Billionaires Sid and Lee Bass are merely passive investors in the Airlie Group L.P., a 5-year-old partnership that invests mostly in high-yield, high-risk bonds, but has also acquired stakes in selected companies, including Terex Corp. A Pan Am spokeswoman acknowledged the brothers only learned of their involvement in a possible Pan Am bid after it was announced at the company's annual meeting in Washington on Tuesday.
The passive nature of the Bass investment raised questions about the strength of a possible Pan Am bid, since the brothers, veterans of many takeover battles, brought substantial credibility to a potential Pan Am deal.
"I would say that if the Basses aren't interested, the deal won't work," said Daniel A. Hersh, an airline industry analyst with Bateman Eichler, Hill Richards in Los Angeles.
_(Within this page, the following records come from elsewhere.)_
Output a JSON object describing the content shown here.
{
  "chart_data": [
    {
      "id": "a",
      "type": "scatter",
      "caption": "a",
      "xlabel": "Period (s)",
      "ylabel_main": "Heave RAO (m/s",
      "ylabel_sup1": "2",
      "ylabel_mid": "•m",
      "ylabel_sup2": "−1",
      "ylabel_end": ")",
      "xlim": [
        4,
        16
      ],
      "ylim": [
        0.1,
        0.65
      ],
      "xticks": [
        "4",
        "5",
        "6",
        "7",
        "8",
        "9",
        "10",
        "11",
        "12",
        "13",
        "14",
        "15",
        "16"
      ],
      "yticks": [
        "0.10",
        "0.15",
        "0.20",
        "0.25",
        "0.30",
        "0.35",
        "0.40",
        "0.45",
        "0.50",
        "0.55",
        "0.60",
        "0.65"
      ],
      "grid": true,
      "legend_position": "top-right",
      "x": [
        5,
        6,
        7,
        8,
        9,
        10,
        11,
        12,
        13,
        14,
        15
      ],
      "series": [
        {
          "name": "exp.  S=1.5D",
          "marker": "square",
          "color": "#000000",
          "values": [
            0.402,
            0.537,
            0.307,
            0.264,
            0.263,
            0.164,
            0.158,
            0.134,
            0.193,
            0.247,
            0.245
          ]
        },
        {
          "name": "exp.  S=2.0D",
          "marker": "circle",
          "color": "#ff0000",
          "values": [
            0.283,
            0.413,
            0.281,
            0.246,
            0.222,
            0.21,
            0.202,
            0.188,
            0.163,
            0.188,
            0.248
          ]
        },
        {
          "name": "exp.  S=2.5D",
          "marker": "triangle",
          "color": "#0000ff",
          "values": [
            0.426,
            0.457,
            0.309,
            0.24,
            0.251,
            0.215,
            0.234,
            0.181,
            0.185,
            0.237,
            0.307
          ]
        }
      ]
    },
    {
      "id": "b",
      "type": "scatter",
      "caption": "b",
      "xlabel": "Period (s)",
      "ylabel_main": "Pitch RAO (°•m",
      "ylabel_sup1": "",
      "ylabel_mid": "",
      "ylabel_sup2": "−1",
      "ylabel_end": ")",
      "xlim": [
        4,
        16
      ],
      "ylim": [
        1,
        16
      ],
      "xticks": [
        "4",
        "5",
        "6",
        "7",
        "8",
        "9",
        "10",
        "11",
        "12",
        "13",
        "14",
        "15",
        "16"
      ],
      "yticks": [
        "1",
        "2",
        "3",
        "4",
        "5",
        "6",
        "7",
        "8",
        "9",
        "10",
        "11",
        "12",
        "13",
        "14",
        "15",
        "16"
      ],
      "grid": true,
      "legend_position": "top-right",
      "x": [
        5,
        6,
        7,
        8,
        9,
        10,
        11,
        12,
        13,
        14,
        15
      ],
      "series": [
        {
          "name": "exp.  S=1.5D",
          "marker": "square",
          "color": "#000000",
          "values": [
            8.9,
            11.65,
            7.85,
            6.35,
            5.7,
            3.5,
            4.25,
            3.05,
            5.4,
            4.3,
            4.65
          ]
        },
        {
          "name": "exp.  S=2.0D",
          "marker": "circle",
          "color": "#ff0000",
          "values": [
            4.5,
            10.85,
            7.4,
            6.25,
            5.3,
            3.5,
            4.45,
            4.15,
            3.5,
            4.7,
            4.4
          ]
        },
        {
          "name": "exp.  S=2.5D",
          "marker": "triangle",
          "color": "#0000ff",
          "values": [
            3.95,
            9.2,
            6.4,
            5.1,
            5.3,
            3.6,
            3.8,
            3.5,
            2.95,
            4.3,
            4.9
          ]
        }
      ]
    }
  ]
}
In a bizarre twist, Pan Am said Los Angeles financier Alfred A. Checchi is also a passive investor in the Airlie Group. Checchi is weighing making his own bid for the airline, with backing from Bankers Trust and Elders IXL, an Australian conglomerate. Checchi, a former executive with Marriott Corp., was a financial adviser to the Bass brothers around the time the Airlie Group was formed.
Checchi refused comment on Wednesday, and the Bass brothers couldn't be reached.
The largest member of the Airlie Group is the Equitable Life Assurance Society of the United States, which was also said to have learned of its involvement in the Pan Am deal on Tuesday.
It couldn't be learned whether the surprised members of the Airlie Group would attempt to force the partnership to pull out of the Pan Am deal. A Pan Am spokeswoman said the firm had no direct contact with any passive investors in the Airlie Group.
Although Airlie has assets of about $1 billion, most of its money is said to be invested in "junk bonds" and consequently it isn't clear how much would be immediately available for a Northwest takeover.
Most of the financing for a Pan Am bid would be raised by Prudential-Bache Securities, with some of the funding coming from its parent, Prudential Insurance Co. Thomas Fowler, president of Prudential-Bache Capital Funding, the unit that is putting together the funding package, couldn't be reached for comment.
Pan Am, a money-losing airline with a strong Atlantic route system, said Tuesday that it was considering a bid for NWA Inc., the parent of Northwest. The airline had been a takeover target since March, when Los Angeles billionaire Marvin Davis launched a $2.7-billion bid for the airline. His bid was rejected by NWA's board, which then announced it would consider all offers for the airline.